Die Vorbereitungen für den Börsengang laufen bereits seit Längerem. Nun verlautet, dass der Autobauer einen Termin noch vor den Kongresswahlen im November gewählt habe.
Zurück aufs Parkett: Noch in diesem Jahr soll das IPO stattfinden

Zurück aufs Parkett: Noch in diesem Jahr soll das IPO stattfinden

Foto: epa Jeff Kowalsky/ picture-alliance/ dpa

New York - Die Börsenpläne für die Opel-Mutter und einst weltgrößten Autobauer General Motors (GM) werden konkreter. Das Unternehmen wolle seine Unterlagen für den Schritt nach der Vorlage der Quartalszahlen in der Woche zum 16. August einreichen, sagten zwei mit der Sache vertraute Personen. Mit diesem Zeitplan wolle es GM erreichen, noch vor den Kongresswahlen im November an die Börse zu gehen.

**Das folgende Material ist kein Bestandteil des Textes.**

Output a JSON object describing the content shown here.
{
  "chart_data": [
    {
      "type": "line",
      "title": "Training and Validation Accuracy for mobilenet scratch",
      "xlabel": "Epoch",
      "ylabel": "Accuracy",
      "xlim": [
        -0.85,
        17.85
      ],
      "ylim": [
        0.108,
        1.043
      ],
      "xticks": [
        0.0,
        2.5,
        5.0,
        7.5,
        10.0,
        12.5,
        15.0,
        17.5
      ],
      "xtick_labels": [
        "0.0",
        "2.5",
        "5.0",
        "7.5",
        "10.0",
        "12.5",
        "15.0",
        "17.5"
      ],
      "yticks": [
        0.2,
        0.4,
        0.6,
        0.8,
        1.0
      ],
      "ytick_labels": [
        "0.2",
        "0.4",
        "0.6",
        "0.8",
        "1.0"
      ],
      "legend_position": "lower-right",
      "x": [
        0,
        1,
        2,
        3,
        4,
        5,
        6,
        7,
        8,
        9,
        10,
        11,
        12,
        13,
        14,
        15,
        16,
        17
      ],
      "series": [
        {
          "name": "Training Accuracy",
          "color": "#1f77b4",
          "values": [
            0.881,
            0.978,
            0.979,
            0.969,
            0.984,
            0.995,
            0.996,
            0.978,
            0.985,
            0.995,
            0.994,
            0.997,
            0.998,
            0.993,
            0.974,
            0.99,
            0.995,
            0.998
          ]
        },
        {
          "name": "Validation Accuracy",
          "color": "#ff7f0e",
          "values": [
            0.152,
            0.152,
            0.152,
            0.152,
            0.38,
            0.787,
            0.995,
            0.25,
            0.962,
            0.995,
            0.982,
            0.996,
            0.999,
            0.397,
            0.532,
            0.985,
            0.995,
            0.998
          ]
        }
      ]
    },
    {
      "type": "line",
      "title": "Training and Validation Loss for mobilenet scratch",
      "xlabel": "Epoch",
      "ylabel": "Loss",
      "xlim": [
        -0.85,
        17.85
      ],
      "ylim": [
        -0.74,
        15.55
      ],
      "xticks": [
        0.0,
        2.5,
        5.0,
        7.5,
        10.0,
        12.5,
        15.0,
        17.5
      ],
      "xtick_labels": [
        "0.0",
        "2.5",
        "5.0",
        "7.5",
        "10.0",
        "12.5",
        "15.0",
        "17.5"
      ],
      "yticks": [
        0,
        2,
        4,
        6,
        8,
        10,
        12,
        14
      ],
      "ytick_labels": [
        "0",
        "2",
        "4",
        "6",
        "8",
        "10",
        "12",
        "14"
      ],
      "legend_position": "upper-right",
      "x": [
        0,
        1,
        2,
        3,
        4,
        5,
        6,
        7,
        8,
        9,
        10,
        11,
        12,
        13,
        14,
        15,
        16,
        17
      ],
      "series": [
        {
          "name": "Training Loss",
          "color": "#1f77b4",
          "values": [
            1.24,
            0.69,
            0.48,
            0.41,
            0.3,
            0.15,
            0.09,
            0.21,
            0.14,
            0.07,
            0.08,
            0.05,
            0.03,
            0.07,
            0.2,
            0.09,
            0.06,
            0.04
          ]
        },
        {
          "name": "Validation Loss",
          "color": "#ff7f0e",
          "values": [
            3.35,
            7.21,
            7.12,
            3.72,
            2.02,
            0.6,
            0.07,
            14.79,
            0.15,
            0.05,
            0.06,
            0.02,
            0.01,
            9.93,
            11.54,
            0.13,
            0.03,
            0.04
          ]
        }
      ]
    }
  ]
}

Die US-Regierung hatte den Konzern 2009 mit rund 50 Milliarden Dollar an Steuergeldern vor dem Aus gerettet. Seither hält der Staat knapp 61 Prozent an GM. Zudem sind eine Stiftung der Autogewerkschaft UAW sowie die Regierungen von Kanada und Ontario in größerem Stil an GM beteiligt.

Das Unternehmen war wegen einer veralteten Modellpalette und zu hoher Kosten kurzzeitig insolvent und stand unter Gläubigerschutz. Dabei wurde das Unternehmen auch von der Börse genommen. Dank einer Rosskur mit Fabrikschließungen und Stellenkürzungen schaffte der Autobauer aber zuletzt die Rückkehr in die Gewinnzone.